Poor Paul Krugman.. [1].

So there’s a campaign on to exonerate Ronald Reagan from the charge that he deliberately made use of Nixon’s Southern strategy. When he went to Philadelphia, Mississippi, in 1980, the town where the civil rights workers had been murdered, and declared that “I believe in states’ rights,” he didn’t mean to signal support for white racists. It was all just an innocent mistake.

Indeed, you do really have to feel sorry for Reagan. He just kept making those innocent mistakes.

When he went on about the welfare queen driving her Cadillac, and kept repeating the story years after it had been debunked, some people thought he was engaging in race-baiting. But it was all just an innocent mistake.

Here’s someone whose entire world view, myopic as it is, is totally dependent upon defeating his greatest philosophical enemy, Ronald Reagan, in absentia…. (Since nobody could defeat Reagan while he was alive.) Of course, to do that, you have to take the gippers arguments and twist them around to the point of non-recognition. Straw men are always easier to defeat…. which is perhaps why Krugman limits himself to these.

As an example, Paul;

It has been pointed out to me that Reagan opposed making Martin Luther King Day a national holiday, giving in only when Congress passed a law creating the holiday by a veto-proof majority. But he really didn’t mean to disrespect the civil rights movement – it was just an innocent mistake.

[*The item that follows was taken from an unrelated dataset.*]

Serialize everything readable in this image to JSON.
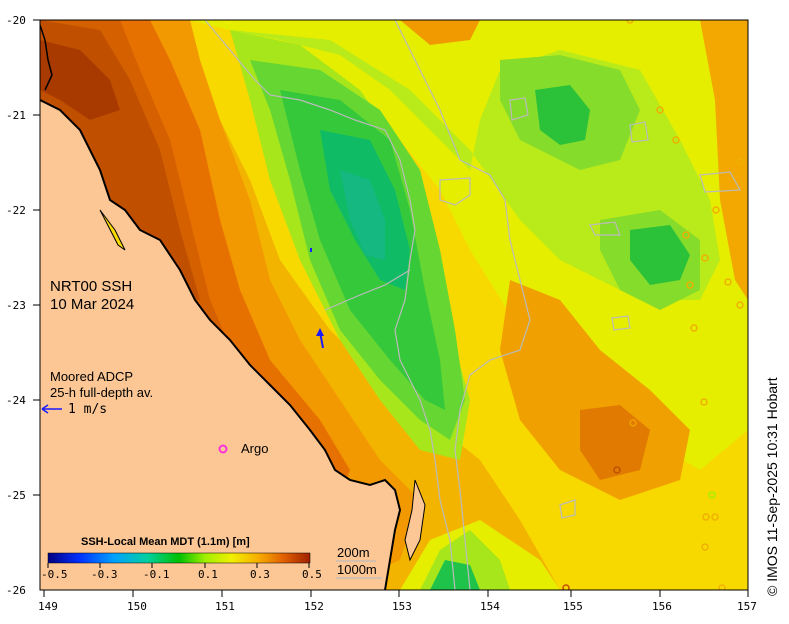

So, it’s impossible, say you, to respect MLK, and yet be against creating yet another day off for government and union workers?  I’m sure this little oversight of yours was just an innocent mistake.

More, Memeorandum

Addendum:

Matt Yglesias, [2] With whom I’ve had a fair share of disagreement with over the years, points out that this whole thing from Paul Krugman is actually a part of a long running battle between Krugman and David Brooks:

More calumnies [1] from the left, with wild-eyed nutjob Paul Krugman arguing that Ronald Reagan’s opposition to creating a federal holiday for Martin Luther King and his efforts to prevent Bob Jones University from losing its tax-exempt status for failure to desegregate might have had something to do with an effort to court the white supremacist vote.

Hilariously, for some reason Krugman and David Brooks need to carry out this argument without referring to each other by name or even acknowledging that the other one exists..

Interestingly enough, or as Yglesias puts himself, hilariously enough if that’s to be the center of the argument, Krugman had better be packing up and going home right now.  The argument of courting the “white supremacist ” vote is laughable on its face, due to the small numbers involved.  Even in the day, that wasn’t going to win anybody anything substantial other than serious problems from the remainder of the electorate.

I say it again; what this amounts to, is a rabid leftist arguing against his greatest nemesis, living or dead.  And losing.

And, no, I don’t mean David Brooks, Matt.